How to assess and define a default connectors group for Power Platform data policies?


While preparing for my December 15 aMS Online session on “Power Platform Hardening: Everyone Affected?”, I remembered that Microsoft regularly adds new connectors from its partners into the Power Platform (mainly for Power Automate and Power Apps).

Seven connectors have indeed appeared in the non-business group of my default policy.

How to manage the emergence of these new connectors that can jeopardize the security of the tenant?

Microsoft provides some guidance to monitor new connectors within Power Platform, but it is only reactive.

A small reminder on the Power Platform connectors

As a reminder, data policies make it possible to define groups of connectors (and therefore of data sources or processes) authorized to communicate. Since last year, a policy can contain three groups of connectors:

  • Business connectors
  • Non-business connectors :
  • Blocked connectors

Although it is not the focus of this article, I think it is important to reiterate that the names “business” or “non-business” do not have a concrete meaning. Putting all Office 365 connectors (and therefore all business data) in the non-business group and all others in the business group is the same as doing the opposite.

The blocked connectors are actually blocked. Unfortunately, native Office 365 connectors cannot be blocked.

What is the issue related to the Default group?

When we write a new data policy, we assign the connectors to one of the three groups. It’s rather straight to the point!

But what happens to the new connectors? It would be better to avoid inappropriate connectors appearing where my business connectors are.

Setting of the default group in the UI

For each data policy, a “Set default group” parameter allows you to define the category in which the new connectors will arrive. By default, this parameter is set to “non-business”.

To be safe, it is recommended to set the slider to “Blocked”. A new native Office 365 connector would however be positioned in “Non-business”.

The question then becomes, “If I want to change a large number of policies or analyze existing settings without looking at the settings one by one, how do I do that?

Initial thoughts

My first idea was to look in PowerShell at the commands to manage DLP policies: “Get-AdminDlpPolicy” and “Set-AdminDlpPolicy”. Two bad surprises.

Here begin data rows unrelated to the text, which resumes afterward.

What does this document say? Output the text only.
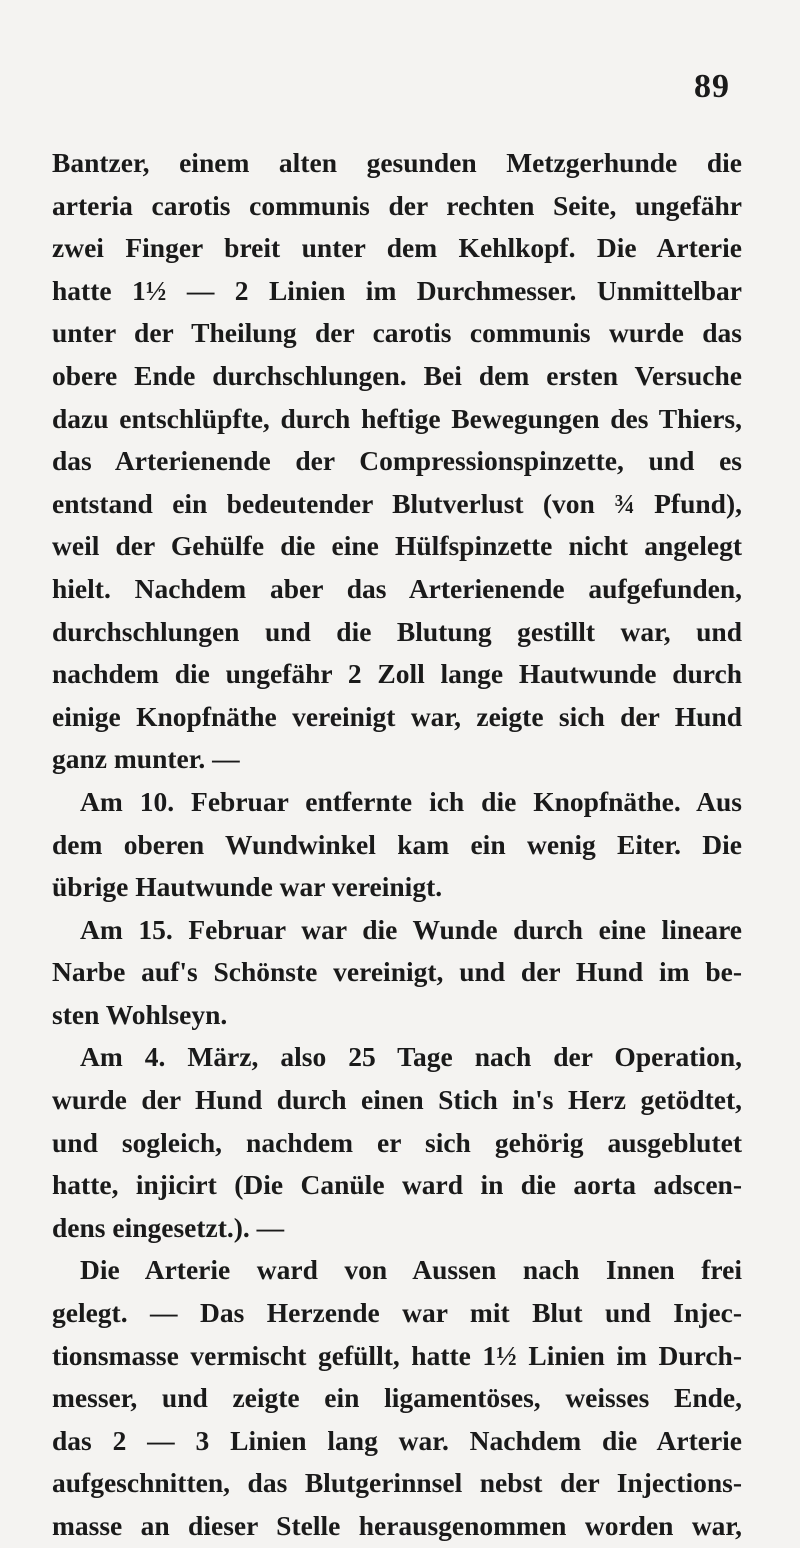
89
Bantzer, einem alten gesunden Metzgerhunde die
arteria carotis communis der rechten Seite, ungefähr
zwei Finger breit unter dem Kehlkopf. Die Arterie
hatte 1½ — 2 Linien im Durchmesser. Unmittelbar
unter der Theilung der carotis communis wurde das
obere Ende durchschlungen. Bei dem ersten Versuche
dazu entschlüpfte, durch heftige Bewegungen des Thiers,
das Arterienende der Compressionspinzette, und es
entstand ein bedeutender Blutverlust (von ¾ Pfund),
weil der Gehülfe die eine Hülfspinzette nicht angelegt
hielt. Nachdem aber das Arterienende aufgefunden,
durchschlungen und die Blutung gestillt war, und
nachdem die ungefähr 2 Zoll lange Hautwunde durch
einige Knopfnäthe vereinigt war, zeigte sich der Hund
ganz munter. —
Am 10. Februar entfernte ich die Knopfnäthe. Aus
dem oberen Wundwinkel kam ein wenig Eiter. Die
übrige Hautwunde war vereinigt.
Am 15. Februar war die Wunde durch eine lineare
Narbe auf's Schönste vereinigt, und der Hund im be-
sten Wohlseyn.
Am 4. März, also 25 Tage nach der Operation,
wurde der Hund durch einen Stich in's Herz getödtet,
und sogleich, nachdem er sich gehörig ausgeblutet
hatte, injicirt (Die Canüle ward in die aorta adscen-
dens eingesetzt.). —
Die Arterie ward von Aussen nach Innen frei
gelegt. — Das Herzende war mit Blut und Injec-
tionsmasse vermischt gefüllt, hatte 1½ Linien im Durch-
messer, und zeigte ein ligamentöses, weisses Ende,
das 2 — 3 Linien lang war. Nachdem die Arterie
aufgeschnitten, das Blutgerinnsel nebst der Injections-
masse an dieser Stelle herausgenommen worden war,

The first one: Get-AdminDlpPolicy does not give any information about the default group.

The second one: Set-AdminDlpPolicy allows today to set only the values “hbi” and “lbi”:

  • Hbi for High business impact = Business data
  • Lbi for Low business impact = Non-business dat

So we need to find another solution. From what I have seen, the Center of Excellence (aka CoE) does not provide an answer to this problem either.

An answer: the Power Platform API

By unboxing the Powershell commands “Get-AdminDlpPolicy” and “Set-AdminDlpPolicy” on PowerShellGallery, we can see that Microsoft provides APIs that bring a solution.

The script below allows to retrieve the desired value.

# Initialization 
$PolicyName = "8c48feb0-b56e-4894-8088-132430253b5d"
$PolicyDisplayName = "000-Test"
$ApiVersion = "2016-11-01"
$route = "https://api.bap.microsoft.com/providers/Microsoft.BusinessAppPlatform/scopes/admin/apiPolicies/$($PolicyName)?api-version=$($Apiversion)"

# Get the default group
$policy = InvokeApi -Method GET -Route $route -ApiVersion $ApiVersion
$policy.properties.definition.defaultApiGroup 

To define a new value, it is the same thing via the command below.

# Set a new valuee for the default group setting 
$defaultApiGroup = "blocked" #hbi, lbi, blocked
$policy.properties.definition.defaultApiGroup = $defaultApiGroup 
InvokeApi -Method PUT -Route $route -Body $policy -ApiVersion $ApiVersion

These two little scripts can be easily generalized to check and correct the default group value for the organization’s data policies.

if you know a cleaner way to do this, I would be very interested!